Flow cytometry histograms showing increased binding of antibody-labeled MBs to cytokine-treated (a) MoAoECs and (b) HUVECs measured as % Cy3 positive cells. ESEL E-selectin.
Maximum-intensity projection confocal laser scanning microscopy images of antibody-labeled MBs adhered to MoAoECs. Images show MBs (Cy3 red); MB-control (MB-streptavidin), anti-ICAM-1-MB, anti-VCAM-1-MB, and anti-E-selectin-MB adhered to endothelial cells (DAPI: blue nuclear staining). Images were acquired by Z-stack (step size 0.99 µm) with a 63× oil immersion objective. ESEL E-selectin.
Evaluation of MB Adhesion to Endothelial Cells Under Flow Conditions
For a more clinically relevant MB setup and to mimic better a physiological MB–EC interaction, we measured MB binding to HUVEC-coated chamber slides under flow conditions. Based on their superior binding in the flow cytometry data, we chose to test the flow conditions using only the anti-E-selectin and anti-VCAM-1 antibody-labeled MBs. HUVECs were stimulated with TNF-α for approximately 6 h to obtain maximum expression levels of VCAM-1 and E-selectin, and the cells were then exposed to antibody-coated MBs under 2 dyn cm−2 shear stress (Supplementary video). Quantitative data showed firm adhesion of targeted MBs to HUVECs even after applying a high 20 dyn cm−2 shear stress pulse corresponding to the mean arterial hemodynamic shear stress,45,53,55 suggesting stronger adherence of targeted MBs to the cells compared with non-targeted isotype-control MBs (IgG1κ) (Fig. 5).

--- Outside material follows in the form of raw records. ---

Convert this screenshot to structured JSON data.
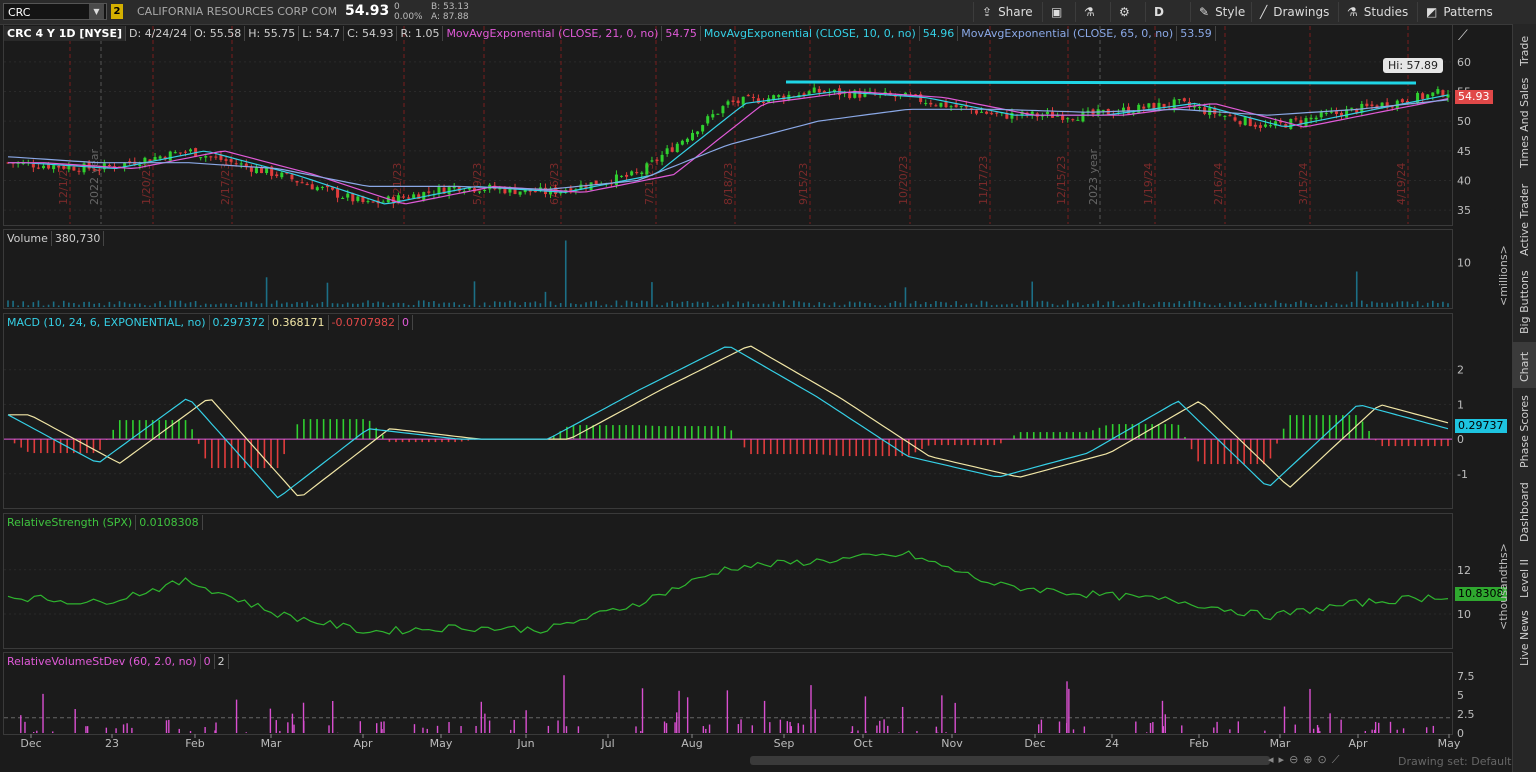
{
  "toolbar": {
    "symbol": "CRC",
    "link_badge": "2",
    "company": "CALIFORNIA RESOURCES CORP COM",
    "last": "54.93",
    "change": "0",
    "change_pct": "0.00%",
    "bid": "B: 53.13",
    "ask": "A: 87.88",
    "share": "Share",
    "aggregation": "D",
    "style": "Style",
    "drawings": "Drawings",
    "studies": "Studies",
    "patterns": "Patterns"
  },
  "price_panel": {
    "symbol_label": "CRC 4 Y 1D [NYSE]",
    "date": "D: 4/24/24",
    "open": "O: 55.58",
    "high": "H: 55.75",
    "low": "L: 54.7",
    "close": "C: 54.93",
    "range": "R: 1.05",
    "ema21_label": "MovAvgExponential (CLOSE, 21, 0, no)",
    "ema21_value": "54.75",
    "ema10_label": "MovAvgExponential (CLOSE, 10, 0, no)",
    "ema10_value": "54.96",
    "ema65_label": "MovAvgExponential (CLOSE, 65, 0, no)",
    "ema65_value": "53.59",
    "hi_bubble": "Hi: 57.89",
    "last_tag": "54.93",
    "y_ticks": [
      "60",
      "55",
      "50",
      "45",
      "40",
      "35"
    ],
    "period_markers": [
      "12/1/22",
      "2022 year",
      "1/20/23",
      "2/17/23",
      "4/21/23",
      "5/19/23",
      "6/16/23",
      "7/21/23",
      "8/18/23",
      "9/15/23",
      "10/20/23",
      "11/17/23",
      "12/15/23",
      "2023 year",
      "1/19/24",
      "2/16/24",
      "3/15/24",
      "4/19/24"
    ]
  },
  "volume_panel": {
    "label": "Volume",
    "value": "380,730",
    "y_ticks": [
      "10"
    ],
    "unit": "<millions>"
  },
  "macd_panel": {
    "label": "MACD (10, 24, 6, EXPONENTIAL, no)",
    "value": "0.297372",
    "avg": "0.368171",
    "diff": "-0.0707982",
    "zero": "0",
    "tag": "0.29737",
    "y_ticks": [
      "2",
      "1",
      "0",
      "-1"
    ]
  },
  "rs_panel": {
    "label": "RelativeStrength (SPX)",
    "value": "0.0108308",
    "tag": "10.8308",
    "y_ticks": [
      "12",
      "10"
    ],
    "unit": "<thousandths>"
  },
  "rvs_panel": {
    "label": "RelativeVolumeStDev (60, 2.0, no)",
    "v1": "0",
    "v2": "2",
    "y_ticks": [
      "7.5",
      "5",
      "2.5",
      "0"
    ]
  },
  "x_axis": [
    "Dec",
    "23",
    "Feb",
    "Mar",
    "Apr",
    "May",
    "Jun",
    "Jul",
    "Aug",
    "Sep",
    "Oct",
    "Nov",
    "Dec",
    "24",
    "Feb",
    "Mar",
    "Apr",
    "May"
  ],
  "sidebar": [
    "Trade",
    "Times And Sales",
    "Active Trader",
    "Big Buttons",
    "Chart",
    "Phase Scores",
    "Dashboard",
    "Level II",
    "Live News"
  ],
  "footer": "Drawing set: Default",
  "chart_data": [
    {
      "type": "line",
      "title": "CRC 4 Y 1D [NYSE]",
      "x": [
        "Dec",
        "Jan",
        "Feb",
        "Mar",
        "Apr",
        "May",
        "Jun",
        "Jul",
        "Aug",
        "Sep",
        "Oct",
        "Nov",
        "Dec",
        "Jan",
        "Feb",
        "Mar",
        "Apr"
      ],
      "series": [
        {
          "name": "Close",
          "values": [
            43,
            42,
            45,
            41,
            36,
            39,
            38,
            41,
            53,
            55,
            54,
            51,
            51,
            53,
            49,
            52,
            55
          ]
        },
        {
          "name": "MovAvgExponential (CLOSE, 65, 0, no)",
          "values": [
            44,
            43,
            43,
            42,
            39,
            39,
            38.5,
            40,
            46,
            50,
            52,
            52,
            51.5,
            52,
            51,
            52,
            53.6
          ]
        }
      ],
      "ylim": [
        33,
        62
      ],
      "hi": 57.89
    },
    {
      "type": "line",
      "title": "MACD (10, 24, 6, EXPONENTIAL, no)",
      "x": [
        "Dec",
        "Jan",
        "Feb",
        "Mar",
        "Apr",
        "May",
        "Jun",
        "Jul",
        "Aug",
        "Sep",
        "Oct",
        "Nov",
        "Dec",
        "Jan",
        "Feb",
        "Mar",
        "Apr"
      ],
      "series": [
        {
          "name": "MACD",
          "values": [
            0.7,
            -0.7,
            1.2,
            -1.7,
            0.3,
            0.0,
            0.0,
            1.4,
            2.7,
            1.2,
            -0.5,
            -1.1,
            -0.4,
            1.1,
            -1.4,
            1.0,
            0.3
          ]
        }
      ],
      "ylim": [
        -1.9,
        3.0
      ]
    },
    {
      "type": "line",
      "title": "RelativeStrength (SPX)",
      "x": [
        "Dec",
        "Jan",
        "Feb",
        "Mar",
        "Apr",
        "May",
        "Jun",
        "Jul",
        "Aug",
        "Sep",
        "Oct",
        "Nov",
        "Dec",
        "Jan",
        "Feb",
        "Mar",
        "Apr"
      ],
      "series": [
        {
          "name": "RelativeStrength (SPX)",
          "values": [
            10.8,
            10.5,
            11.5,
            10.0,
            9.2,
            9.4,
            9.3,
            10.5,
            12.1,
            12.4,
            12.7,
            11.3,
            10.9,
            10.6,
            9.9,
            10.5,
            10.83
          ]
        }
      ],
      "ylim": [
        8.6,
        13.8
      ]
    }
  ]
}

MBs coated with anti-E-selectin showed significantly increased binding to activated HUVECs compared with untreated cells (p = 0.0374), and anti-VCAM-1-coated MBs tended to show increased binding (p = 0.0625) (Fig. 5). Isotype (IgG1κ)-coupled MBs had significantly weaker binding to activated HUVECs compared with targeted MBs (p = 0.0012 compared with VCAM-1 and p = 0.0003 compared with E-selectin). Confocal images of MB binding to HUVECs after flow illustrated the attachment of antibody-coated MBs to endothelial cells (Fig. 6). The number of bound MBs was consistent with the results of static experiments.

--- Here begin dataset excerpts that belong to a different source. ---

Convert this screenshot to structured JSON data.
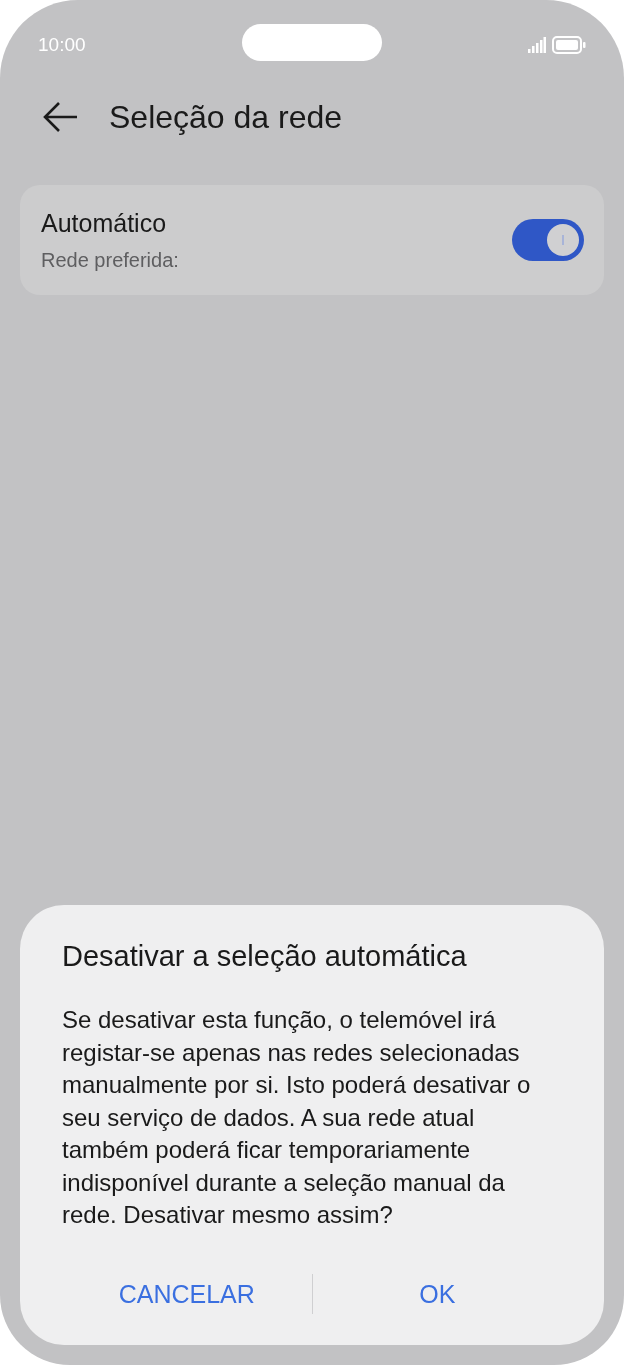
{
  "status_bar": {
    "time": "10:00"
  },
  "header": {
    "title": "Seleção da rede"
  },
  "setting": {
    "title": "Automático",
    "subtitle": "Rede preferida:",
    "on": true
  },
  "dialog": {
    "title": "Desativar a seleção automática",
    "message": "Se desativar esta função, o telemóvel irá registar-se apenas nas redes selecionadas manualmente por si. Isto poderá desativar o seu serviço de dados. A sua rede atual também poderá ficar temporariamente indisponível durante a seleção manual da rede. Desativar mesmo assim?",
    "buttons": [
      "CANCELAR",
      "OK"
    ]
  }
}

Pooled flow chamber experimental data for antibody-labeled MBs (VCAM-1, E-selectin; ESEL) binding to non-treated and TNF-α-treated HUVECs. Graphs show number of MBs bound per mm2 HUVECs surface area after 2 min continuous flow at 2 dyn cm−2 followed by washing at 2 dyn cm−2, and a 5-s pulse at 20 dyn cm−2. Graph presented as a box plot with median and interquartile range; whiskers represent minimum and maximum. Statistical significance was analyzed with Mann–Whitney U *p < 0.05, ns non-significant. Binding of all targeted MBs was significantly higher than that of MB-isotype control (mouse IgG1κ).
Maximum intensity projections of confocal laser scanning microscopy Z-stack images showing VCAM-1- and E-selectin (ESEL)-targeted MBs adhered to TNF-α-treated HUVECs compared with untreated cells and non-targeted isotype control-MBs (mouse IgG1κ). Images were acquired after 2 min continuous flow at 2 dyn cm−2 followed by wash and a 20 dyn cm−2 pulse. Blue staining represents DAPI staining of cell nuclei; red represents Cy3 antibody-labeled MBs; green represents Alexa Fluor 488-phalloidin staining of actin.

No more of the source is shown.